The less authentic parental power you possess, the more you will resort to force. A confident parent is a calm parent with authentic, healthy authority.

My issue, I think, is that I am really not a confident parent — at least not when it comes to discipline. With values? For sure. Love? Absolutely. Creativity? Hell yeah. But with discipline – not at all. I’m really not sure why that is.

My father was an extreme disciplinarian. I remember once my brother literally falling out of the car while we were driving (he had been playing with the door handle). When we stopped to pick him up, what was the first thing my dad did? Was it hug him? Tell him how happy we were that he hadn’t been killed? Hell, no. He smacked the crap out of him because he had been playing with the door handle. I guess that kind of extremist discipline has always stuck with me as the “wrong” way to go. But as an extremist myself in most other aspects of life, I’m not sure how to find the middle ground where discipline is concerned.

Not that I have a problem with it. I just don’t know how to do it well. I don’t have an imposing force. Threatening time outs seems to work a lot better for my husband than it does for me. Though I am super quick to jump down a stranger’s throat if I find them doing something wrong, the same doesn’t seem to apply to my children. I don’t want to be a screamer, and I am definitely not going to be a smacker. But I don’t seem to have the heart to listen to him cry enough to be a disciplinarian at all. Thus far I’ve been pretty lucky in that Blake has been a super sweet, big-hearted kid, and I haven’t had to pull out the discipline card that often. But for times like lying down in the middle of the street, I definitely need to have a better answer lined up. Because as sweet and big-hearted as he is, Blake is also extremely stubborn – like, as stubborn as I am. And I know that’s going to get me into some major problems down the road if I don’t nip it in the bud right now.

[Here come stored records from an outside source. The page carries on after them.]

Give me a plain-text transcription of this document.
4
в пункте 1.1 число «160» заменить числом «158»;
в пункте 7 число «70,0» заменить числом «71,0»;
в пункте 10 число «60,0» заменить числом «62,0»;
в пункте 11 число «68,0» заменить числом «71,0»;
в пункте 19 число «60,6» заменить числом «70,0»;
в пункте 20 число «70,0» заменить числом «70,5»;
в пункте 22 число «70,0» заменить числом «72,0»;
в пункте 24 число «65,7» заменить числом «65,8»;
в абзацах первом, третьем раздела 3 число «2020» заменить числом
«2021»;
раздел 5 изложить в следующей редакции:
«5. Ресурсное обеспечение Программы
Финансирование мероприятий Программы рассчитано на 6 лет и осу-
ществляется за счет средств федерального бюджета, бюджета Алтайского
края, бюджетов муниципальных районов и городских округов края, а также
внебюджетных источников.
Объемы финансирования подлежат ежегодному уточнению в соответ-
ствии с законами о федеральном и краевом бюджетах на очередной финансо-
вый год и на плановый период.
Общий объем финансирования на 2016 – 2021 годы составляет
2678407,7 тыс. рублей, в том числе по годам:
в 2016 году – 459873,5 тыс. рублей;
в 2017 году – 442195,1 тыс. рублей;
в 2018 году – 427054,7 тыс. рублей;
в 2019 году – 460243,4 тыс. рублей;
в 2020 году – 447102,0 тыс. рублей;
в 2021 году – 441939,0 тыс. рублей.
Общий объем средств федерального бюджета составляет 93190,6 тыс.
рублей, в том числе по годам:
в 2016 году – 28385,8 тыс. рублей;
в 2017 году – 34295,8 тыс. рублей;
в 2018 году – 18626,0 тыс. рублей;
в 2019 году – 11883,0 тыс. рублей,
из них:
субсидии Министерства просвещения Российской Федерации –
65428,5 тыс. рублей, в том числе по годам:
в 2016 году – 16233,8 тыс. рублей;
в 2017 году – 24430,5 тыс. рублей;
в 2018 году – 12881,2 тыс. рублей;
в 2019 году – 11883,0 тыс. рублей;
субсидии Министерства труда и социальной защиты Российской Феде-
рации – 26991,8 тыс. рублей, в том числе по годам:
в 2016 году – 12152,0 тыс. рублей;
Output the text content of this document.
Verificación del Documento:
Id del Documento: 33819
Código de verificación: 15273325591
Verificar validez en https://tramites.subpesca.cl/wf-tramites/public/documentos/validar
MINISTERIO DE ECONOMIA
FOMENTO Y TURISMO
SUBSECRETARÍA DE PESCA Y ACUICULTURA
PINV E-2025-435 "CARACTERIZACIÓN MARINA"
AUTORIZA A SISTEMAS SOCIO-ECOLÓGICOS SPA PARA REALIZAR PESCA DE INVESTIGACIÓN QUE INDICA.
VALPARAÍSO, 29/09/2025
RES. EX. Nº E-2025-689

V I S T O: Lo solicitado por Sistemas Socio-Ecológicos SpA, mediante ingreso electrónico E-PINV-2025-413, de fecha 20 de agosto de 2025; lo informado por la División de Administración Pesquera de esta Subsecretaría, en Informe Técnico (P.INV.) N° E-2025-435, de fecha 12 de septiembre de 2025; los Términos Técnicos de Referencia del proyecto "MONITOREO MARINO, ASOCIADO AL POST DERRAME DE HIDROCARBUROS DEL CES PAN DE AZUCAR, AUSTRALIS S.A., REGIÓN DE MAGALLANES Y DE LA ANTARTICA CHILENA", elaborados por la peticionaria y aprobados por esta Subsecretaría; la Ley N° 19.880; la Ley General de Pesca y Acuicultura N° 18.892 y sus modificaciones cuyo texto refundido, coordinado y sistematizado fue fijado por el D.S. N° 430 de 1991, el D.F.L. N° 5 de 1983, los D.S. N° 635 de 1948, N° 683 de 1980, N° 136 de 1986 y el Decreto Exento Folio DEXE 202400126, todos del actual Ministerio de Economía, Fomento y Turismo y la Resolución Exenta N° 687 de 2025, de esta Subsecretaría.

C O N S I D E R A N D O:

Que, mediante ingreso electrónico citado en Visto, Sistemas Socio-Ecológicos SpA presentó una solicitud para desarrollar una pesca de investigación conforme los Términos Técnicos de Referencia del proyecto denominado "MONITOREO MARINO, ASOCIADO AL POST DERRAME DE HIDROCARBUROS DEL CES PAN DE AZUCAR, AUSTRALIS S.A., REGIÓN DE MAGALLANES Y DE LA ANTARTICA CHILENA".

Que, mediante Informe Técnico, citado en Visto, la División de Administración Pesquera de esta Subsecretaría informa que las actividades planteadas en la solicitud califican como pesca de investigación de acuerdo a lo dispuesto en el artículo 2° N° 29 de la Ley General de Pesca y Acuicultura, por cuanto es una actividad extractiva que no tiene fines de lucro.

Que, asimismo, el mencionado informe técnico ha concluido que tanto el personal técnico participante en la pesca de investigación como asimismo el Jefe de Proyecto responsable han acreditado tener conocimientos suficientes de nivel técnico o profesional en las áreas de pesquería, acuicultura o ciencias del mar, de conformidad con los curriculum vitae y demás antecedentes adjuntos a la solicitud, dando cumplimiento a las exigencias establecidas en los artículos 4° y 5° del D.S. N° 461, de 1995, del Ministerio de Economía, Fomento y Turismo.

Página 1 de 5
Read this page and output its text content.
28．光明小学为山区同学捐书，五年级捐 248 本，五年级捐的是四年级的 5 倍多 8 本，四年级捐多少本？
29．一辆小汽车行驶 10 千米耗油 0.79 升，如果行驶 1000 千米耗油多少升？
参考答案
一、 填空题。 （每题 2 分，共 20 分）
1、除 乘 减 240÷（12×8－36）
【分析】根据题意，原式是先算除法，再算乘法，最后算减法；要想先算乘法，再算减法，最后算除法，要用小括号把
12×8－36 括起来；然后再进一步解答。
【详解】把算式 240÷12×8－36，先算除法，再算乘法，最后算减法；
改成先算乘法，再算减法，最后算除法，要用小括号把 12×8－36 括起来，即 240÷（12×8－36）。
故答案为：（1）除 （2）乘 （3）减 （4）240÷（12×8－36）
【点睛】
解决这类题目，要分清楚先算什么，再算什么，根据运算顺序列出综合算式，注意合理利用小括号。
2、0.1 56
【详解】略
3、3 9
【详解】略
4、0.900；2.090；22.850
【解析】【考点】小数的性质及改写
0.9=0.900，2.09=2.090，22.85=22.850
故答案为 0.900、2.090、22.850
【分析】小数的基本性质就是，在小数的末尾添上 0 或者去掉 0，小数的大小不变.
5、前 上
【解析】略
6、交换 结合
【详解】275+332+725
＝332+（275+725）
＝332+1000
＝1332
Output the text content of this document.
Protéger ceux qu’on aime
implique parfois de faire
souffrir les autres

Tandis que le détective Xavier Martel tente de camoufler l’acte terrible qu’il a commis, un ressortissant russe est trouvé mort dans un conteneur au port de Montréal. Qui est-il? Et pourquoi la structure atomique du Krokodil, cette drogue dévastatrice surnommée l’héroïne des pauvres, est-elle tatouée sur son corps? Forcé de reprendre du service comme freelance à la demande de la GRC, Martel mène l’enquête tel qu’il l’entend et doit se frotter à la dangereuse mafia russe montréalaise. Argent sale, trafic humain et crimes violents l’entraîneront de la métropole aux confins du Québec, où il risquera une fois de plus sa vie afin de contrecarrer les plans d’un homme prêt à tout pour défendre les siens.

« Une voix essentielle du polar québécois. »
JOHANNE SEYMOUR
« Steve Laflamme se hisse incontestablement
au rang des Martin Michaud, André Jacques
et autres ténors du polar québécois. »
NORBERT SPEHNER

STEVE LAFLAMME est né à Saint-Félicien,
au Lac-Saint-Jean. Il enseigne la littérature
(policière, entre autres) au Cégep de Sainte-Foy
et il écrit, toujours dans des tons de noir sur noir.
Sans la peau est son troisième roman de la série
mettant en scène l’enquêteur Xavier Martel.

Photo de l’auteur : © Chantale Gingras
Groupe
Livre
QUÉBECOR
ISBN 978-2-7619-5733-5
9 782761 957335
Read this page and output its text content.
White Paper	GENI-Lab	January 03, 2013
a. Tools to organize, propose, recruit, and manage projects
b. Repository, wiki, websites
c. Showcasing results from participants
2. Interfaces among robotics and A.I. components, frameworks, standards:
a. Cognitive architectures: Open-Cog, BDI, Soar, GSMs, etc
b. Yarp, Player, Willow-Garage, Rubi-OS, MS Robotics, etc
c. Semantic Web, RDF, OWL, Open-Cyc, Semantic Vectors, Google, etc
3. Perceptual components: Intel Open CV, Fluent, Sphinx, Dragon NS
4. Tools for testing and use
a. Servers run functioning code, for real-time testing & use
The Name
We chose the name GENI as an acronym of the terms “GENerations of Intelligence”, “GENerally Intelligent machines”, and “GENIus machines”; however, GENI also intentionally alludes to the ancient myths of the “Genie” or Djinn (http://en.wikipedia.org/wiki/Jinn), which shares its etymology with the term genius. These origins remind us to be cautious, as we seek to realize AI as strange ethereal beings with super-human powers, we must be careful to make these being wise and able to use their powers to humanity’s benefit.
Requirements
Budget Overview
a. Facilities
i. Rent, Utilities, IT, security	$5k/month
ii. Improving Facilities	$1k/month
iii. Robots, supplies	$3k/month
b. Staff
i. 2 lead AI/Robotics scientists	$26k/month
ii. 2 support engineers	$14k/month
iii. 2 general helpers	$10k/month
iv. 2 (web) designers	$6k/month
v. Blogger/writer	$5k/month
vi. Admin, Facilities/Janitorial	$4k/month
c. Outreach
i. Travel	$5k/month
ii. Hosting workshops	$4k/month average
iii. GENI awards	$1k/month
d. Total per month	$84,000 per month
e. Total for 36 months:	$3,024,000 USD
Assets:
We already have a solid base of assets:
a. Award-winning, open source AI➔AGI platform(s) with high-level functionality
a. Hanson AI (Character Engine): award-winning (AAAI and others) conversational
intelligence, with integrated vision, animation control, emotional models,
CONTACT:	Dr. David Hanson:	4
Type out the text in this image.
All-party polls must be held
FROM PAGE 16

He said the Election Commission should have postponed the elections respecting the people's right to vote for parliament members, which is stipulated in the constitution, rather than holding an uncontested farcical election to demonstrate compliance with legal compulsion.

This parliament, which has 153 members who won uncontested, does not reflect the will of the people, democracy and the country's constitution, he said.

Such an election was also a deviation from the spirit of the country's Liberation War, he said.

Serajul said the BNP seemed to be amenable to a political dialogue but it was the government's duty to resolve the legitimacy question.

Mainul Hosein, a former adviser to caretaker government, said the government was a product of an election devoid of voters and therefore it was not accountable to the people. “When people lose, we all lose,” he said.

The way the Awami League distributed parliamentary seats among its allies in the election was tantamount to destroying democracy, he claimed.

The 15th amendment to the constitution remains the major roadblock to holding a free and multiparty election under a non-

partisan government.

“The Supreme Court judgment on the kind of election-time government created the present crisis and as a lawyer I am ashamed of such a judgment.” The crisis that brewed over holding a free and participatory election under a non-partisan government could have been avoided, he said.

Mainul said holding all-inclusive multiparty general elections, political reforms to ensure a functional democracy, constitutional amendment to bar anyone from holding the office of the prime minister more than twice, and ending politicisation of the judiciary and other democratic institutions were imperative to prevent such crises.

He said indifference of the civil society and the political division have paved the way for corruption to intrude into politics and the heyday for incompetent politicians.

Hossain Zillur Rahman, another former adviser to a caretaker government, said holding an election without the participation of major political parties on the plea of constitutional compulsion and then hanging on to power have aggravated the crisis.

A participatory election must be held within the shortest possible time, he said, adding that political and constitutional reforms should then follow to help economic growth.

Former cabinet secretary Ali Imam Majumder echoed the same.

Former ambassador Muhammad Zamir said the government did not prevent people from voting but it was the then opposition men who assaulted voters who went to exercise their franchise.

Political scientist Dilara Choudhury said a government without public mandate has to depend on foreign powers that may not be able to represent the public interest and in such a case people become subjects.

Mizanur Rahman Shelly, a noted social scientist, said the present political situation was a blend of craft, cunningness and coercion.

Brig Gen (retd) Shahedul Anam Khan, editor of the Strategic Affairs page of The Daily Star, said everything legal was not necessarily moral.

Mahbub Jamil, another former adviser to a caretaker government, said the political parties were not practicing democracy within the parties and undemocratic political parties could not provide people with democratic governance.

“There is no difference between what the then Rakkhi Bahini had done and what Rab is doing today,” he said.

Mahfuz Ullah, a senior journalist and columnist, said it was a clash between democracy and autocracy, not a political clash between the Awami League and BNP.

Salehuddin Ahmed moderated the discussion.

I guess my question is – what is the best way to discipline your child? I need some help. What works, and what doesn’t? When is it better to let your kid have a fit because you’re disciplining him, and when is it better to divert his attention to something else to get him to stop? When is it OK to yell, and when should I be trying to talk it out? Why am I the worst parent ever? Why don’t I have these answers? Ahhhhh!


2 Comments to “To yell or not to yell … that is the question”

  1. Debbie G. says:

    Oh Jess… I don’t know that anyone can really answer this question. I’m right there with you.
    You know where your boundaries lie, which is a good thing. Sometimes, you do have to get their attention. And the yell can be effective for that in certain situations. It did probably alert Blake to the fact that this was a different situation than usual, because you don’t yell, but motivating a stubborn almost 3-year-old is a different story. Unfortunately, there are times when we DO have to make things happen, because we do know better than them. We’re the parents.
    Because you’re confident in other areas of parenting, you’ll find the confidence you need here. Is it hell on earth to listen to your child cry? Absolutely! Does it sometimes need to happen because you’re not going to give in. Also yes. You’re doing a great job. The fact that you’re asking questions shows your love for your kids because you want to be better for them. Keep up the good work, mama!